Conclusions: We hereby describe a unique immune fingerprint of EoE patients at diagnosis. Moreover, circulating pDC may be also used as a novel non-invasive biomarker to predict subsequent response to PPI treatment.
Introduction
Eosinophilic esophagitis (EoE) is a Th2-type immune disorder which is considered an increasing leading cause of chronic esophageal dysfunction in patients of all ages (1, 2) just after gastro-esophageal reflux disease (GERD).
Eosinophils are normally found in the gastrointestinal tract; however, they are absent from the esophageal tissue in health conditions. In EoE, the eosinophil infiltrate in the esophageal tissue layers (3, 4) leads to tissue remodeling and fibrosis as well as subsequent dysfunction characterized by esophageal dysmotility, narrowing and rigidity (5). As a result, patients experience food impaction, dysphagia and heartburn among other symptoms, which impair their health-related quality of life. Therefore, an early EoE diagnosis and effective therapy are essential to prevent impairment of esophageal function. EoE patients often have concurrent allergic responses to food and airborne allergens, together with a yet unexplained male predominance (6, 7).

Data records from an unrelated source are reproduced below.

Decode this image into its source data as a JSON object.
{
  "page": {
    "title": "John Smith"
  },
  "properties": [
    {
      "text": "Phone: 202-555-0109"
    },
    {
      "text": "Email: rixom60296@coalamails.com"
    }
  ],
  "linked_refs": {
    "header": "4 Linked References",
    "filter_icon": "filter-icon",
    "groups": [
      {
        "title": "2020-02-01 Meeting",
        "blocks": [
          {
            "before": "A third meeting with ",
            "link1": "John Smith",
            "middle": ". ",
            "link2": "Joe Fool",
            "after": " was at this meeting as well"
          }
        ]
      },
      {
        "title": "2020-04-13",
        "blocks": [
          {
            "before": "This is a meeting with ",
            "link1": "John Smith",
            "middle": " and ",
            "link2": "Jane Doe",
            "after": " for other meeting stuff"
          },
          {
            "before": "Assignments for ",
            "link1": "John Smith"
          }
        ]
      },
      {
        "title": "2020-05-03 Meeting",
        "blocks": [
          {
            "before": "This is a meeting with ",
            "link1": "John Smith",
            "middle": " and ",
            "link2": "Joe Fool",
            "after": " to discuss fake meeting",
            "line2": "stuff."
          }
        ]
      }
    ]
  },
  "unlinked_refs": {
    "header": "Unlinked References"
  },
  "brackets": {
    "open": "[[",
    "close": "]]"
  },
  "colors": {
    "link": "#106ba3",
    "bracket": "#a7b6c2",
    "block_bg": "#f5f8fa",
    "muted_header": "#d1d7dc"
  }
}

First-line therapeutic options for EoE include dietary restrictions, protein pump inhibitor (PPI) therapy and swallowed topical corticosteroids, which provide variable effectiveness (8–12). Recently, the anti-interleukin-4 receptor antagonist dupilumab joined the therapeutic armamentarium against EoE (13, 14). Among them, PPI represent the preferred therapy in clinical practice, despite its limited effectiveness (15); histologic remission and clinical improvement after PPI are achieved by only 50% and 70% of treated patients, respectively (16). Patients who do not respond to PPI require subsequent therapeutic options.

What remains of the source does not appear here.